Notice that there is only one graphic stress mark in the first line of (6). Furthermore, it is not only the case that there are sequences of 13 syllables between blank spaces bearing only one graphic stress mark, but the stress mark also appears in monosyllabic sequences between blanks. For instance, the first and third sequences between blanks in (2c), waá /waʔ/ ‘that’, and šwán /š–wan-yaː/ pst–say–pfv ‘he said’. Whatever the stress diacritic was meant to represent, it furnishes a consistent graphic clue in McQuown’s representation: there is one per sequence between blanks, with a few lexical exceptions. The major puzzle was what had been McQuown’s criteria for the blank spaces in his graphic representation.

The short answer to the conundrum is that McQuown transcribed using segmental phonological clues to the exclusion of everything else. CTot has a host of postlexical segmental boundary phenomena that signal four levels of its prosodic hierarchy, and McQuown devised a graphic representation that quite elegantly conflates the four in one line (see Levy 2015). He put blanks at one of these prosodic levels, recognizable among other things by the epenthesis of a nasal if the sequence starts with an obstruent consonant, and by a prosodic lengthening of a final vowel when the sequence ends in a vowel. Both the epenthetic nasals and the prosodically lengthened vowels are perceptually very prominent. While McQuown defines the stretch between blanks as the word, a phonological unit of CTot (1990:93), in prosodic terms it is rather akin to the level of the Accentual Phrase (Jun 1998; Igarashi 2014).

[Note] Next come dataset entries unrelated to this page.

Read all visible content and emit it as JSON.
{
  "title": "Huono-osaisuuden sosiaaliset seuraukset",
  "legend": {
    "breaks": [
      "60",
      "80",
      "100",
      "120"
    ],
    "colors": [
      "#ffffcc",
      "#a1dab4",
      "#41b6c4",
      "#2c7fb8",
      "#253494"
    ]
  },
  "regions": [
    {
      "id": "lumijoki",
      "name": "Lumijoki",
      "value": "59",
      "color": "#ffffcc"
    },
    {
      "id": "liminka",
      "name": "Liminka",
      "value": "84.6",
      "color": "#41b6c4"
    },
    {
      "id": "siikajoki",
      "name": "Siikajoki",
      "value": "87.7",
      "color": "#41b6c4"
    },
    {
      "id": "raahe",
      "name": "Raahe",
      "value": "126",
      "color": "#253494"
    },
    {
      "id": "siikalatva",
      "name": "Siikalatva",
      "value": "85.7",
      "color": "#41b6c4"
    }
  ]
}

Two factors may have lead McQuown to choose such a representation: 1) having trained with a heavy emphasis on Indo-European, he must have been conversant with Sanskrit sandhi processes and, therefore, he was sensitized such phenomena; 2) even though phonologists of the era discussed juncture phenomena a lot (Aronoff 1980), the late thirties and early forties of the last century were a time in which phonology was considered an autonomous component of language, to be described prior to and independently of morphosyntax. So methodologically he could not appeal to what today we would call the morphosyntactic word. McQuown took the segmental phenomena that define the Accentual Phrase as his cue to put in blanks. Furthermore, from the examination of a printout of the IBM texts proofread by McQuown, it was clear that he insisted on the low dash before commas and periods, inserting it by hand whenever it was missing. So the blank spaces before punctuation marks were clearly meaningful. And, in fact, they signal phonological processes that define the domain of the Intonational Phrase.

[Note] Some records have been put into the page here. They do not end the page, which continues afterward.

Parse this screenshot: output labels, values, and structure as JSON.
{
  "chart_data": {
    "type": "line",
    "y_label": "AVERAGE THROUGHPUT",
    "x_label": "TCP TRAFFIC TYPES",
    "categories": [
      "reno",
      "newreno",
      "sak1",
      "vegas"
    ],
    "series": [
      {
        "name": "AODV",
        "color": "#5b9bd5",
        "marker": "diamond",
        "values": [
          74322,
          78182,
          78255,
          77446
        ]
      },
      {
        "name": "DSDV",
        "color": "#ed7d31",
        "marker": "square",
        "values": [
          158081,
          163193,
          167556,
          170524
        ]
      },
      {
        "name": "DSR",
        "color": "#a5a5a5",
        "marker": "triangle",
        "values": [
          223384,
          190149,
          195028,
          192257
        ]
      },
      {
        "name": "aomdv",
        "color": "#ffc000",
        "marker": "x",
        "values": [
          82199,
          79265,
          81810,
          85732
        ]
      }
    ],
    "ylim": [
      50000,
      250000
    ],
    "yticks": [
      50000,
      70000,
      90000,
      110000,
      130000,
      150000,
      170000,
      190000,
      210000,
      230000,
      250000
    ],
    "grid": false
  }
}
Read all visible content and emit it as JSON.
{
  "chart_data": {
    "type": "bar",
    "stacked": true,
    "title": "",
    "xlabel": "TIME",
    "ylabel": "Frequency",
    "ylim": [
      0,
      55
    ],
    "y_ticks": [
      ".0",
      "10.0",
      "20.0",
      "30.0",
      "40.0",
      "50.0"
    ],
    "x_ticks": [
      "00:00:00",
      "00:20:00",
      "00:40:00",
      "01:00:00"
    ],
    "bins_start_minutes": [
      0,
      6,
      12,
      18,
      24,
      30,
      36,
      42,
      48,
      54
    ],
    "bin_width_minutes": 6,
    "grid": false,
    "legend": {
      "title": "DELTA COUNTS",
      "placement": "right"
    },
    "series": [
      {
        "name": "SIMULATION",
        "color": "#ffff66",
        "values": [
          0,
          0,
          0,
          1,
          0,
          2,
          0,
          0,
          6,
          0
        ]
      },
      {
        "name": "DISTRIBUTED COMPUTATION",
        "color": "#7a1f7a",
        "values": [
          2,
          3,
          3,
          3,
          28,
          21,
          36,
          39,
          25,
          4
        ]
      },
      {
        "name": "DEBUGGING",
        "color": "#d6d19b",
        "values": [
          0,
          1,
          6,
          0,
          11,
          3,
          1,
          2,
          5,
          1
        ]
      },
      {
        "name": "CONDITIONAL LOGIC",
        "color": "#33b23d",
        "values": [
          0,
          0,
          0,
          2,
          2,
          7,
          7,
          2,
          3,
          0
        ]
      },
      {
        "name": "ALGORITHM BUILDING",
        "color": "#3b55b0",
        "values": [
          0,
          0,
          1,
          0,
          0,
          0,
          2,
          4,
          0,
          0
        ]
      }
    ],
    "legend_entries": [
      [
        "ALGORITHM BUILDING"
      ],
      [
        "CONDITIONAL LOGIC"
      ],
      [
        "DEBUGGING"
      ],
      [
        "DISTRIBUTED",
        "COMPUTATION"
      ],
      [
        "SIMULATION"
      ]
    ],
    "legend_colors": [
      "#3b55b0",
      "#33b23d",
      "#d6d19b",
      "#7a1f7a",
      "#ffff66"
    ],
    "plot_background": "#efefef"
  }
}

The collection furnishes a corpus that is implicitly marked for the prosodic domains of the language. I present the texts here with one line added to the traditional interlinearized format, the second line in which I make McQuown’s implicit prosodic analysis explicit for the reader.

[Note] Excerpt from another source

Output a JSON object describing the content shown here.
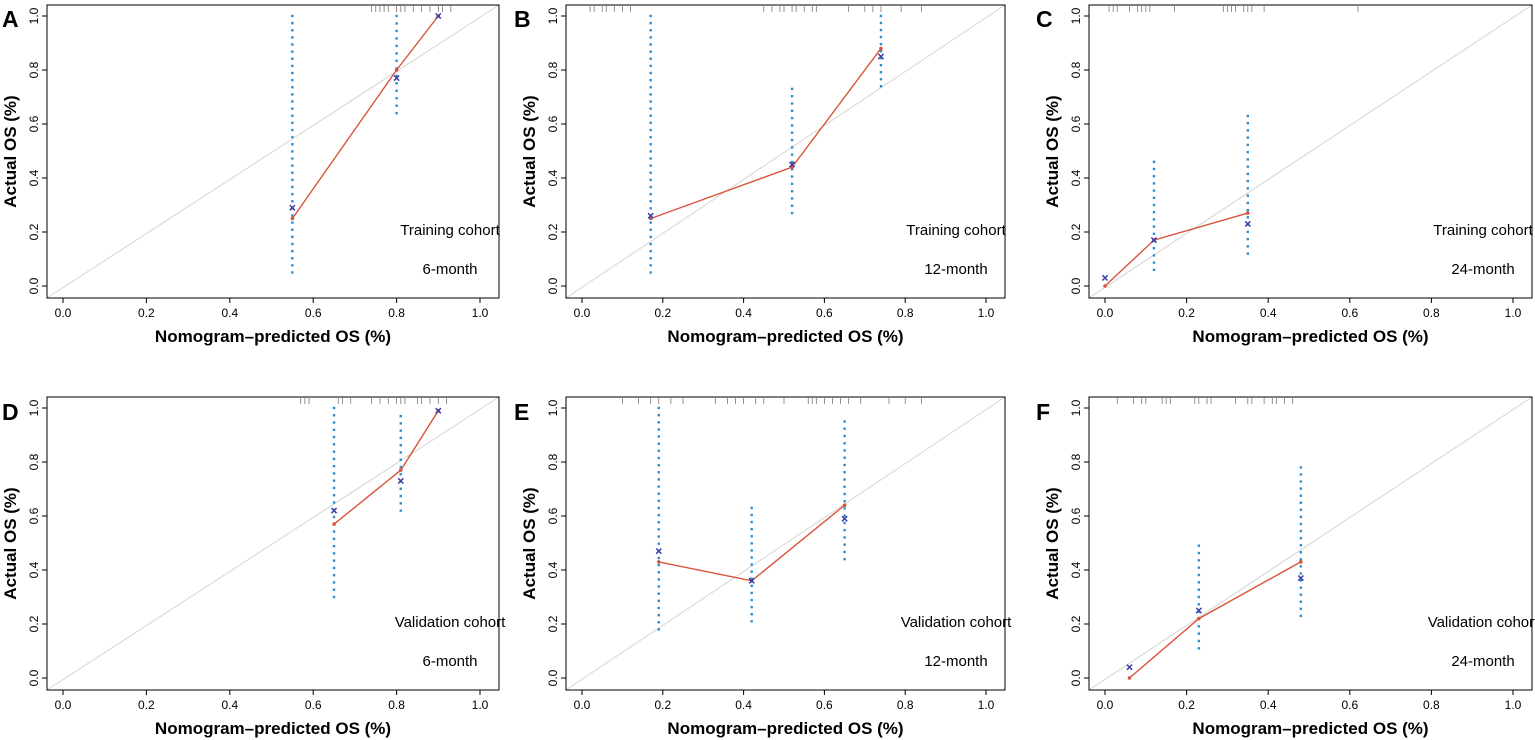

  1. Sound symbolism is pervasive in Totonac-Tepehua languages, and it has been noted and sometimes described for languages in all branches of the family, Levy 1987:115-130, for Papantla Totonac; Bishop 1984, for Xicotepec de Juárez Totonac; McQuown 1990:66, for Coatepec Totonac; MacKay 1999:113-114, for Misantla Totonac; Beck 2008 for Upper Necaxa Totonac; McFarland 2009:62-66 for Filomeno Mata Totonac; Watters 1980, for Tlachichilco Tepehua; Smythe Kung 2006, for Huehuetla Tepehua.